After launch the crew will settle into an elliptical, roughly 24‑hour orbit. That gives them time to adapt to microgravity (three of the four crew have flown before; for Canada’s Jeremy Hansen it’s his first taste of weightlessness), eat, rest, and—critically—run through an intensive series of systems checks. Because Artemis II is a test flight, Anderson said the crew will “wring out” everything they can: life support (oxygen flow, carbon‑dioxide removal), the toilet, food‑prep and heating systems, trash handling, and the exercise device designed for the mission. They’ll verify hardware and procedures so engineers can fix issues before Artemis III and later missions, increasing confidence for future lunar operations.
A key milestone will be the trans‑lunar injection burn. If that burn succeeds the spacecraft will be on a free‑return trajectory: the vehicle will go behind the Moon, trace a figure‑eight around it, and return to Earth unless something requires a different plan. Anderson emphasized that, once that burn is made and successful, they will in fact go to the Moon’s vicinity.

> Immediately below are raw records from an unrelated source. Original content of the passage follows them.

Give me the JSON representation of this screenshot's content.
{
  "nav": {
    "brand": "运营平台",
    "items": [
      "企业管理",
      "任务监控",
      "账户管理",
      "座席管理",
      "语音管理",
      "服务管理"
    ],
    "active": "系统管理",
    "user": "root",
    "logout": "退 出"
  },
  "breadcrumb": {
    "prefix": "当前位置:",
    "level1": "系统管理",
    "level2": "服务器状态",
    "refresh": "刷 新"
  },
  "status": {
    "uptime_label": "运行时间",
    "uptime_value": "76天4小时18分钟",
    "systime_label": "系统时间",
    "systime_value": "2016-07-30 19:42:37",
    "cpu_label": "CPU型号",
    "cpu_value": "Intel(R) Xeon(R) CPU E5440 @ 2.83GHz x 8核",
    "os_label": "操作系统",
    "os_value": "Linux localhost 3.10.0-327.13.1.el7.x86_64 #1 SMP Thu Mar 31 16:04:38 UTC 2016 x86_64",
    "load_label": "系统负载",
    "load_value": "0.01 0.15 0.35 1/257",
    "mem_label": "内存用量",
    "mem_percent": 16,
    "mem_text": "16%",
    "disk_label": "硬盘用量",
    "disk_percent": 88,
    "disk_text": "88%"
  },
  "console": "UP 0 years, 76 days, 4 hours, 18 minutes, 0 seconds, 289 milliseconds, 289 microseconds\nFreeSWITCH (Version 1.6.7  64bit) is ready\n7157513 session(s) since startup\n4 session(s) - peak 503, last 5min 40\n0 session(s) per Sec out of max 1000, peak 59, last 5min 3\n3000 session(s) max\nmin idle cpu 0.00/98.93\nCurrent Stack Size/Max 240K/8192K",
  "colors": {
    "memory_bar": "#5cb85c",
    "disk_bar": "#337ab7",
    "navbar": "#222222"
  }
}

Anderson also noted the personal side: how the astronauts feel after launch. After a long, intense day they’ll be getting used to zero‑G, trying to eat and rest, but “it’s really hard to go to sleep after such an invigorating day.” He recalled the adrenaline and the rumble—“it shakes a lot”—and said he felt envy and prayed for the crew’s safety during the countdown.
On the mission’s historic aspects, Anderson welcomed the milestones—Artemis II flies farther than Apollo, and the crew includes the first Black astronaut and the first female astronaut to be on a lunar mission. He stressed that while diversity and inclusion are important, the biggest message for young people is inspiration: “kids should just look and say, hey, I can do this,” regardless of background. Anderson described Artemis II as “building for the future” and said the crew sees itself as starting the ball rolling and carrying the torch for future explorers.
Overall, Anderson framed Artemis II as a demanding, dangerous test flight that must succeed technically and serve as a learning step for returning humans to the Moon and enabling sustained operations on future Artemis missions.